Nei confronti dell’URSS la politica di Nixon fu di distensione. Negoziò accordi di limitazione della corsa agli armamenti nucleari, pur rispettando, grazie all’eliminazione di alcune armi sostituite con altre più sofisticate, gli interessi del complesso militare-industriale. L’intraprendenza del proprio consigliere Henry Kissinger gli permise di concludere un’inaspettata alleanza con la Cina comunista per isolare Mosca. Tuttavia rinunciò a vincere in Vietnam, scelta che l’Apparato gli fece pagare avviando la procedura di destituzione per lo scandalo Watergate. Il numero due dell’FBI, Mark Felt (alias Gola profonda) per mesi centellinò allo Washington Post informazioni devastanti per il presidente.

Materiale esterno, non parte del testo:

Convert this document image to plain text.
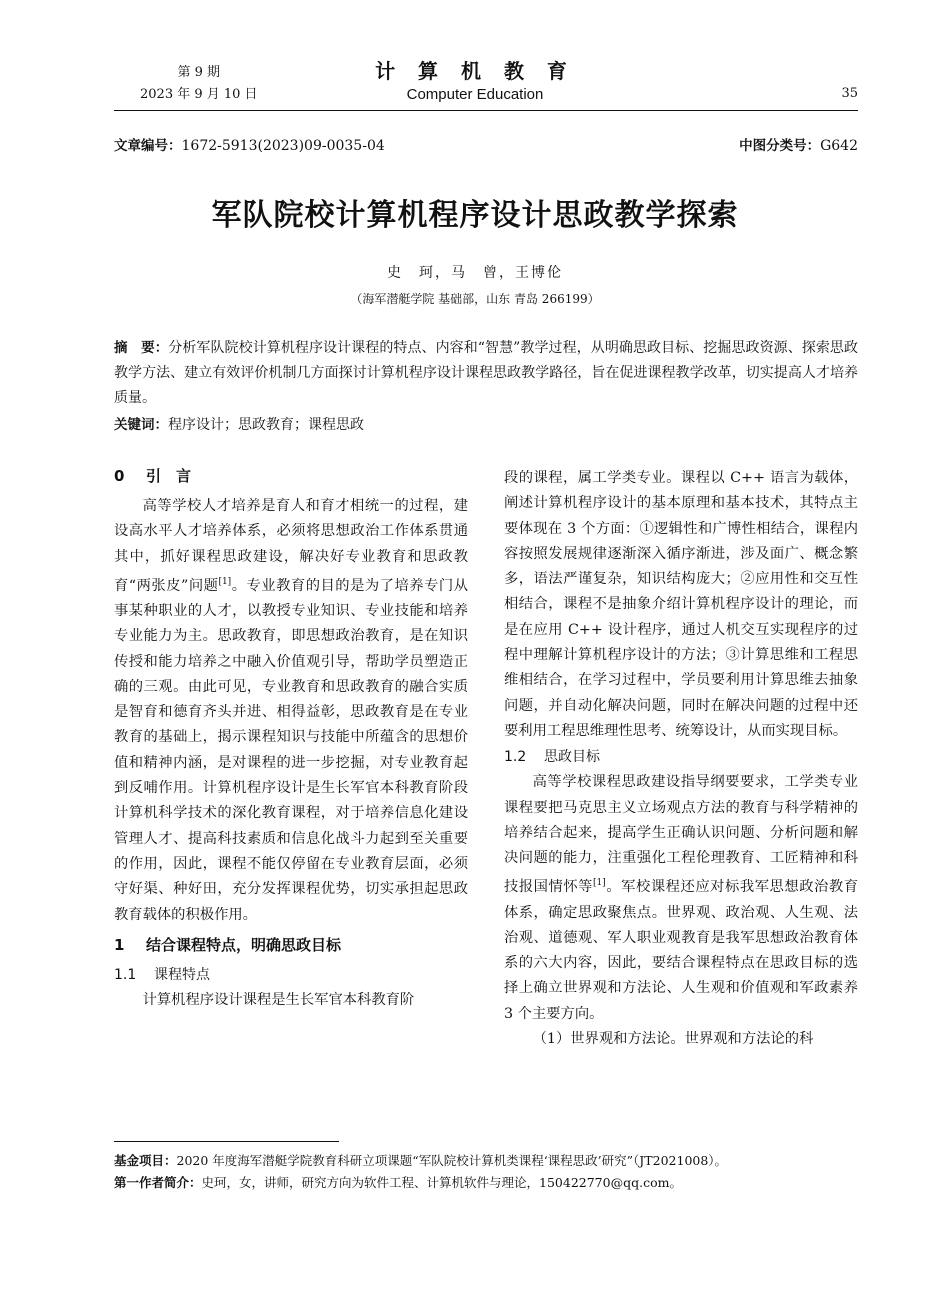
第 9 期
2023 年 9 月 10 日
计 算 机 教 育
Computer Education	35
文章编号：1672-5913(2023)09-0035-04	中图分类号：G642
军队院校计算机程序设计思政教学探索
史　珂，马　曾，王博伦
（海军潜艇学院 基础部，山东 青岛 266199）
摘　要：分析军队院校计算机程序设计课程的特点、内容和“智慧”教学过程，从明确思政目标、挖掘思政资源、探索思政教学方法、建立有效评价机制几方面探讨计算机程序设计课程思政教学路径，旨在促进课程教学改革，切实提高人才培养质量。
关键词：程序设计；思政教育；课程思政

0 引　言

高等学校人才培养是育人和育才相统一的过程，建设高水平人才培养体系，必须将思想政治工作体系贯通其中，抓好课程思政建设，解决好专业教育和思政教育“两张皮”问题[1]。专业教育的目的是为了培养专门从事某种职业的人才，以教授专业知识、专业技能和培养专业能力为主。思政教育，即思想政治教育，是在知识传授和能力培养之中融入价值观引导，帮助学员塑造正确的三观。由此可见，专业教育和思政教育的融合实质是智育和德育齐头并进、相得益彰，思政教育是在专业教育的基础上，揭示课程知识与技能中所蕴含的思想价值和精神内涵，是对课程的进一步挖掘，对专业教育起到反哺作用。计算机程序设计是生长军官本科教育阶段计算机科学技术的深化教育课程，对于培养信息化建设管理人才、提高科技素质和信息化战斗力起到至关重要的作用，因此，课程不能仅停留在专业教育层面，必须守好渠、种好田，充分发挥课程优势，切实承担起思政教育载体的积极作用。

1 结合课程特点，明确思政目标

1.1 课程特点

计算机程序设计课程是生长军官本科教育阶

段的课程，属工学类专业。课程以 C++ 语言为载体，阐述计算机程序设计的基本原理和基本技术，其特点主要体现在 3 个方面：①逻辑性和广博性相结合，课程内容按照发展规律逐渐深入循序渐进，涉及面广、概念繁多，语法严谨复杂，知识结构庞大；②应用性和交互性相结合，课程不是抽象介绍计算机程序设计的理论，而是在应用 C++ 设计程序，通过人机交互实现程序的过程中理解计算机程序设计的方法；③计算思维和工程思维相结合，在学习过程中，学员要利用计算思维去抽象问题，并自动化解决问题，同时在解决问题的过程中还要利用工程思维理性思考、统筹设计，从而实现目标。

1.2 思政目标

高等学校课程思政建设指导纲要要求，工学类专业课程要把马克思主义立场观点方法的教育与科学精神的培养结合起来，提高学生正确认识问题、分析问题和解决问题的能力，注重强化工程伦理教育、工匠精神和科技报国情怀等[1]。军校课程还应对标我军思想政治教育体系，确定思政聚焦点。世界观、政治观、人生观、法治观、道德观、军人职业观教育是我军思想政治教育体系的六大内容，因此，要结合课程特点在思政目标的选择上确立世界观和方法论、人生观和价值观和军政素养 3 个主要方向。

（1）世界观和方法论。世界观和方法论的科

基金项目：2020 年度海军潜艇学院教育科研立项课题“军队院校计算机类课程‘课程思政’研究”（JT2021008）。
第一作者简介：史珂，女，讲师，研究方向为软件工程、计算机软件与理论，150422770@qq.com。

Messo alle corde, Nixon preparò segretamente le proprie dimissioni [che diede l’8 agosto 1974, ndt], informandone il vicepresidente Gerald Ford solo due giorni prima. I due uomini conclusero una transazione: Ford avrebbe preso possesso dello Studio Ovale in cambio della “grazia” a Nixon e della cessazione di ogni azione giudiziaria nei suoi confronti. Ford accettò. Aveva già annusato la svolta e aveva messo insieme una piccola squadra che, dopo l’accordo con Nixon, fu immediatamente sciolta. Un membro importante dell’Apparato, l’ambasciatore degli Stati Uniti alla Nato Donald Rumsfeld (avversario di Kissinger), fu richiamato in tutta fretta per guidare la transizione. Aiutò a costituire una nuova équipe dosando ex collaboratori di Nixon e nuovi cervelli. L’operazione, ben più complicata di quanto potesse apparire, richiedeva una sanzione della politica perdente condotta in Vietnam, incarnata da Kissinger, e al tempo stesso il mantenimento dell’influenza dell’industria degli armamenti, rappresentata dallo stesso Kissinger (che era stato il segretario generale dell’American Security Council, il principale organismo del complesso militare-industriale dell’epoca). Ford designò Nelson Rockfeller vicepresidente, il quale, oltre a essere l’erede della più importante dinastia industriale del Paese, era stato anche a capo delle operazioni segrete dell’Apparato sotto Eisenhower.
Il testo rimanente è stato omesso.